Wow, that’s a wild misstatement; that is exactly groupthink nonsense.

You (people) loved him before he went in for Trump.

> You (people) loved him before he went in for Trump.

The inflection point for the public was Musk calling the cave diver, who helped orchestrate the rescue of a dozen trapped kids, a "pedo guy" and then doubling down on it, again, twice in front of his audience of millions.

The inflection point for anyone in tech with two eyes and a brain was Musk insisting his companies produce products that do more than they are, still to this day, capable of.
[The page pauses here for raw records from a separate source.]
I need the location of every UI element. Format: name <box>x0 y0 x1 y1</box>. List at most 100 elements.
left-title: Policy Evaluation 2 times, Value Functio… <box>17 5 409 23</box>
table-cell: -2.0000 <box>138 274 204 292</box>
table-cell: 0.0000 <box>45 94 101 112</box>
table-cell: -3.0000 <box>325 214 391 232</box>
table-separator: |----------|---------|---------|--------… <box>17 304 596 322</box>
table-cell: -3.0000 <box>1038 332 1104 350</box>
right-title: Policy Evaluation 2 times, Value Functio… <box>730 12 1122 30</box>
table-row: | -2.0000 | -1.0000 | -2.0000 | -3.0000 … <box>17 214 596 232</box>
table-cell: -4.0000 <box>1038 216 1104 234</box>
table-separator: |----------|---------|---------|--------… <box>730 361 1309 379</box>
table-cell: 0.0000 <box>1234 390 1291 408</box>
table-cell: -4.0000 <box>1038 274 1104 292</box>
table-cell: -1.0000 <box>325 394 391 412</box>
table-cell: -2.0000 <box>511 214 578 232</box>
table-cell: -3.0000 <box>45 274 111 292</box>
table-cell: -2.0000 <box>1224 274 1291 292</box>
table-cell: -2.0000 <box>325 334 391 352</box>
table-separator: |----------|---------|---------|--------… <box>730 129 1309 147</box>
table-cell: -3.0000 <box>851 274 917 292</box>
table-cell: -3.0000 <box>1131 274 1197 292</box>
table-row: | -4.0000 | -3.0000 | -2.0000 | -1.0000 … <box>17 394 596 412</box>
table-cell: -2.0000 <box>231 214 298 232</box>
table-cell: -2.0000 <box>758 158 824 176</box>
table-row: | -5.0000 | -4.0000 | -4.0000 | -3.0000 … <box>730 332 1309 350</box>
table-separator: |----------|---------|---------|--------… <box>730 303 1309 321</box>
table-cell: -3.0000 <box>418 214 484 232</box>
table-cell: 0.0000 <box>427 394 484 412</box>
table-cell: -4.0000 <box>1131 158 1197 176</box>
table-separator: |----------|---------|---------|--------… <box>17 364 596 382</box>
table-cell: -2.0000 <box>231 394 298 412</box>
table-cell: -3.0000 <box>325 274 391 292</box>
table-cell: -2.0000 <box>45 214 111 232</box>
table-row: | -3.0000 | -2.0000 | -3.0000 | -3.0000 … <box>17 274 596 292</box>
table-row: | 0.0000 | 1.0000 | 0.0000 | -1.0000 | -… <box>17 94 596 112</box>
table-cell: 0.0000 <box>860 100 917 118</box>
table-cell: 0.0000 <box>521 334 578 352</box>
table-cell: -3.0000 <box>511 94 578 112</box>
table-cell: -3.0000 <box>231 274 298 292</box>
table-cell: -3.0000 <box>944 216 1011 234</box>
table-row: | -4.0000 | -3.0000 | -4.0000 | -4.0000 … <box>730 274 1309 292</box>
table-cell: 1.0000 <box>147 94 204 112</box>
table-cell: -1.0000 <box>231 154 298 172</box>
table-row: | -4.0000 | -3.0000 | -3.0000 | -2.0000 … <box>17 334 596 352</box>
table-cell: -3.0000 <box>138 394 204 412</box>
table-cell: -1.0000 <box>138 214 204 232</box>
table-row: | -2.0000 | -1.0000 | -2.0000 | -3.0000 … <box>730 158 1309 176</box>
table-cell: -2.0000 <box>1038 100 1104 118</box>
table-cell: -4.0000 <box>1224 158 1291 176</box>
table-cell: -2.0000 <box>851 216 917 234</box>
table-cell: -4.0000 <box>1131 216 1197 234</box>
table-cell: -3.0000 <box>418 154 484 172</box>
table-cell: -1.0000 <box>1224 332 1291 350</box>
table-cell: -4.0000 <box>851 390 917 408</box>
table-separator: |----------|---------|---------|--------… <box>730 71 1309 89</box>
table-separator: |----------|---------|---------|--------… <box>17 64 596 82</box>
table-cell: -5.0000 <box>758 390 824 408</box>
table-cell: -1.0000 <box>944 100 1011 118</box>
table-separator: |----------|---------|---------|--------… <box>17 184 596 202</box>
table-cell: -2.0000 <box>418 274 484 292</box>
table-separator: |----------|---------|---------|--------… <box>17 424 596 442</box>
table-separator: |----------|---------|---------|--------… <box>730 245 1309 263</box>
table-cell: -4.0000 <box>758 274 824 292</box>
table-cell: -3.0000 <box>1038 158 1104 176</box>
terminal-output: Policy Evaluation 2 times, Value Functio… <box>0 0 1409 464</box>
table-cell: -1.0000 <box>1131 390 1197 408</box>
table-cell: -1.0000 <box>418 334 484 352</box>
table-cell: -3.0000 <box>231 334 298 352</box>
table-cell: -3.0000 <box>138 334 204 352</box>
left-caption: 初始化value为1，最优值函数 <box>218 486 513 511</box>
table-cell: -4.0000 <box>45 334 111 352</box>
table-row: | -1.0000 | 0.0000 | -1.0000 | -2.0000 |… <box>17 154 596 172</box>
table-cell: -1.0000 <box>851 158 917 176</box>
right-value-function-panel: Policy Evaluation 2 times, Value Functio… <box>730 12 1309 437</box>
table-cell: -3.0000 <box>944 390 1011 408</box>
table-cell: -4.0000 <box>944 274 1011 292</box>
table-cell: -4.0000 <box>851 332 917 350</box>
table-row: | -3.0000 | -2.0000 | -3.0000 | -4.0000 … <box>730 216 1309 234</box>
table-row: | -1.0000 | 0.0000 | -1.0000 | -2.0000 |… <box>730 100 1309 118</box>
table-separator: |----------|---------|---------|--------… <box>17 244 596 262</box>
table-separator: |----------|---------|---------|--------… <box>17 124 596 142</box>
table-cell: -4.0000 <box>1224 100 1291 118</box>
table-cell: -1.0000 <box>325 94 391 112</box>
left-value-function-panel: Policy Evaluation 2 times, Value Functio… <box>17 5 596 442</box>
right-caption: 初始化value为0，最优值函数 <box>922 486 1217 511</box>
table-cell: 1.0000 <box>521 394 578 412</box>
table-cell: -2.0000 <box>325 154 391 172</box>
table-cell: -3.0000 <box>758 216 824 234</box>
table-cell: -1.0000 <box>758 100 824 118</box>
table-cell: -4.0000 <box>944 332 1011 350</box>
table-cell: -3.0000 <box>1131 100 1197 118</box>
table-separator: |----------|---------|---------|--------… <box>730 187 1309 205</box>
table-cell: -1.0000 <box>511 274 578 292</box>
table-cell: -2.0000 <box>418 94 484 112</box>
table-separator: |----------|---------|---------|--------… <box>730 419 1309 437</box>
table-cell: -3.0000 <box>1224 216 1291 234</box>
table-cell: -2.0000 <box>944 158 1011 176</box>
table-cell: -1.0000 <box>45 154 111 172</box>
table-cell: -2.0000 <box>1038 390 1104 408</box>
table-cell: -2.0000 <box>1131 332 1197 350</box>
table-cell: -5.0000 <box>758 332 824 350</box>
First was around 2018, the latter was ~2016, although anyone who was familiar with machine learning knew models were not as capable as Musk was insisting they were, and that the hyperloop was a scam.

Before he went in for Trump he created an obviously fake, insanely expensive system that could never work in practice (Hyperloop) just to slow down California rail projects
Before he went in for Trump he was running a factory with an alarmingly high injury rate, where employees were regularly called the N-word, and union busting. People who liked him then weren't paying attention at all.
For what it's worth, I hated him well before he had anything to do with Trump. Most concretely when he called the cave diver a pedo for not wanting to use his stupid submarine, but I remember thinking that the Hyperloop thing he was proposing was pretty stupid too.

Oh, and when he lied about taking Tesla private so he could quickly boost the price of the stock. That sucks too. He's always sucked.